Внезапно мой телефон зазвонил, и это вывело меня из оцепенения. Я встал, чтобы вынуть вибрирующий мобильник из кармана.
– Алло?
Я сразу узнал голос Дэйва Мансена, моего агента. «Стивен Д. Олдрич Артисте Эйдженси» приставило ко мне этого типа, когда «Сексуальная лихорадка» стала набирать очки, и бедняга из кожи вон лез, всячески стараясь угодить и с трудом скрывая тревогу, которая, наверное, была лишь бледным отражением тех чувств, что испытывали его боссы: я превратился в главный источник их доходов, и если бы мне вдруг вздумалось сменить агентство, им пришлось бы закрывать лавочку, потому что они наняли безумное количество народа. Не удивительно, что все меня усиленно обхаживали и весьма преуспели в искусстве лести… Им, конечно, невдомек, что я вовсе не хотел что-то менять, но ситуацию, признаться, использовал, давая понять, что могу бросить их в любой момент… Я забавлялся, как мальчишка, играя на нервах Дэйва: конечно, это было слегка жестоко, но я надеялся, что у парня хватит ума не принимать это слишком всерьез. Впрочем, они получали такой процент с моих авторских прав на «Сексуальную лихорадку», что могли бы и не такое стерпеть…
– Все в порядке, Дамьен?
Вот уже два года Дэйв предпринимал титанические усилия, чтобы произносить мое имя на французский манер, но добился лишь того, что я не мог удержаться от смеха, когда он обращался ко мне.
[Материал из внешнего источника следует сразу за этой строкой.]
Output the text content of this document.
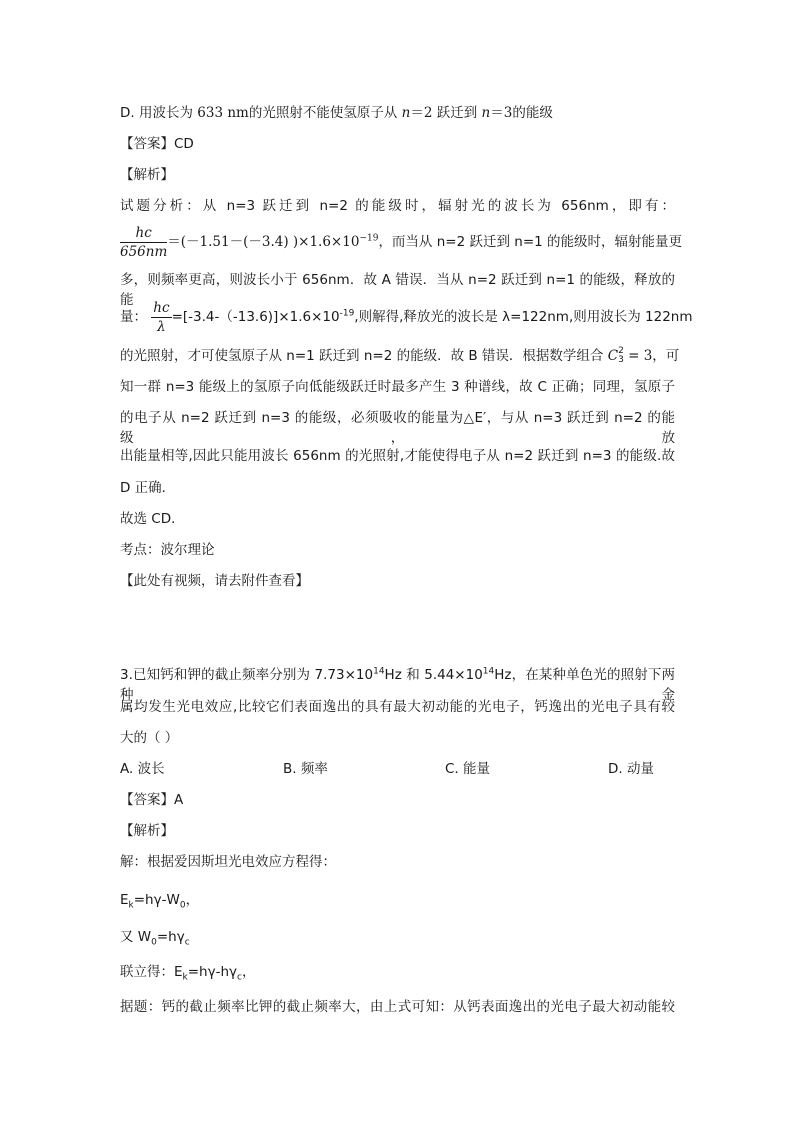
D. 用波长为 633 nm的光照射不能使氢原子从 n＝2 跃迁到 n＝3的能级
【答案】CD
【解析】
试题分析：从 n=3 跃迁到 n=2 的能级时，辐射光的波长为 656nm，即有：
$\frac{hc}{656nm} =(-1.51-(-3.4)$ )$\times 1.6\times 10^{-19}$，而当从 n=2 跃迁到 n=1 的能级时，辐射能量更
多，则频率更高，则波长小于 656nm．故 A 错误．当从 n=2 跃迁到 n=1 的能级，释放的能
量： $\frac{hc}{\lambda} =[-3.4-(-13.6)]\times 1.6\times 10^{-19}$,则解得,释放光的波长是 λ=122nm,则用波长为 122nm
的光照射，才可使氢原子从 n=1 跃迁到 n=2 的能级．故 B 错误．根据数学组合 C 2
3 = 3，可
知一群 n=3 能级上的氢原子向低能级跃迁时最多产生 3 种谱线，故 C 正确；同理，氢原子
的电子从 n=2 跃迁到 n=3 的能级，必须吸收的能量为△E′，与从 n=3 跃迁到 n=2 的能级，放
出能量相等,因此只能用波长 656nm 的光照射,才能使得电子从 n=2 跃迁到 n=3 的能级.故
D 正确．
故选 CD．
考点：波尔理论
【此处有视频，请去附件查看】
3.已知钙和钾的截止频率分别为 $7.73\times 10^{14}Hz$ 和 $5.44\times 10^{14}Hz$，在某种单色光的照射下两种金
属均发生光电效应,比较它们表面逸出的具有最大初动能的光电子，钙逸出的光电子具有较
大的（ ）
A. 波长	B. 频率	C. 能量	D. 动量
【答案】A
【解析】
解：根据爱因斯坦光电效应方程得：
$E_k=h\gamma-W_0$，
又 $W_0=h\gamma_c$
联立得：$E_k=h\gamma-h\gamma_c$，
据题：钙的截止频率比钾的截止频率大，由上式可知：从钙表面逸出的光电子最大初动能较
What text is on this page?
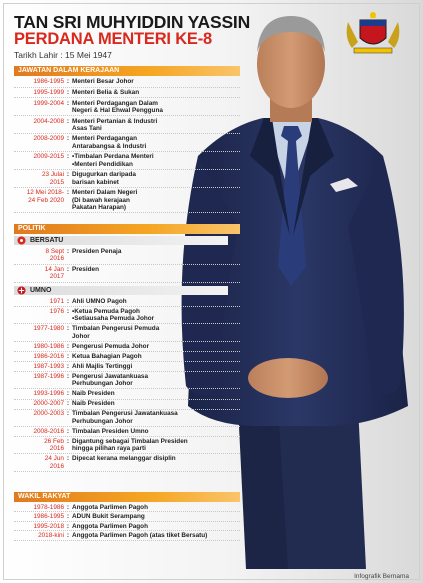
TAN SRI MUHYIDDIN YASSIN
PERDANA MENTERI KE-8
Tarikh Lahir : 15 Mei 1947
JAWATAN DALAM KERAJAAN
1986-1995 : Menteri Besar Johor
1995-1999 : Menteri Belia & Sukan
1999-2004 : Menteri Perdagangan Dalam
Negeri & Hal Ehwal Pengguna
2004-2008 : Menteri Pertanian & Industri
Asas Tani
2008-2009 : Menteri Perdagangan
Antarabangsa & Industri
2009-2015 : • Timbalan Perdana Menteri
• Menteri Pendidikan
23 Julai
2015
: Digugurkan daripada
barisan kabinet
12 Mei 2018-
24 Feb 2020
: Menteri Dalam Negeri
(Di bawah kerajaan
Pakatan Harapan)
POLITIK
BERSATU
8 Sept
2016
: Presiden Penaja
14 Jan
2017
: Presiden
UMNO
1971 : Ahli UMNO Pagoh
1976 : • Ketua Pemuda Pagoh
• Setiausaha Pemuda Johor
1977-1980 : Timbalan Pengerusi Pemuda
Johor
1980-1986 : Pengerusi Pemuda Johor
1986-2016 : Ketua Bahagian Pagoh
1987-1993 : Ahli Majlis Tertinggi
1987-1996 : Pengerusi Jawatankuasa
Perhubungan Johor
1993-1996 : Naib Presiden
2000-2007 : Naib Presiden
2000-2003 : Timbalan Pengerusi Jawatankuasa
Perhubungan Johor
2008-2016 : Timbalan Presiden Umno
26 Feb
2016
: Digantung sebagai Timbalan Presiden
hingga pilihan raya parti
24 Jun
2016
: Dipecat kerana melanggar disiplin
WAKIL RAKYAT
1978-1986 : Anggota Parlimen Pagoh
1986-1995 : ADUN Bukit Serampang
1995-2018 : Anggota Parlimen Pagoh
2018-kini : Anggota Parlimen Pagoh (atas tiket Bersatu)
Infografik Bernama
– Угу, Дээйв, все хорошо. Не беспокойся.
– Как отель?
– Ну, это же «Риц»…
– Так ведь я не знаю, я же никогда не бывал во Франции… Кстати, забыл сказать тебе вчера, что в Париже есть агентство, которое представляет наши интересы. Если тебе что-нибудь понадобится, они всегда помогут. Агентство небольшое, у французов больших нет, но люди там милейшие.
– Я знаю, Дэйв… ты, похоже, забыл, что и я француз?
– Да, да, конечно. Дать тебе их телефон?
– Нет-нет, пока не нужно, спасибо… А вот тебе придется взять для меня мотоцикл напрокат.
– Ты не хочешь ездить на такси? – удивился он.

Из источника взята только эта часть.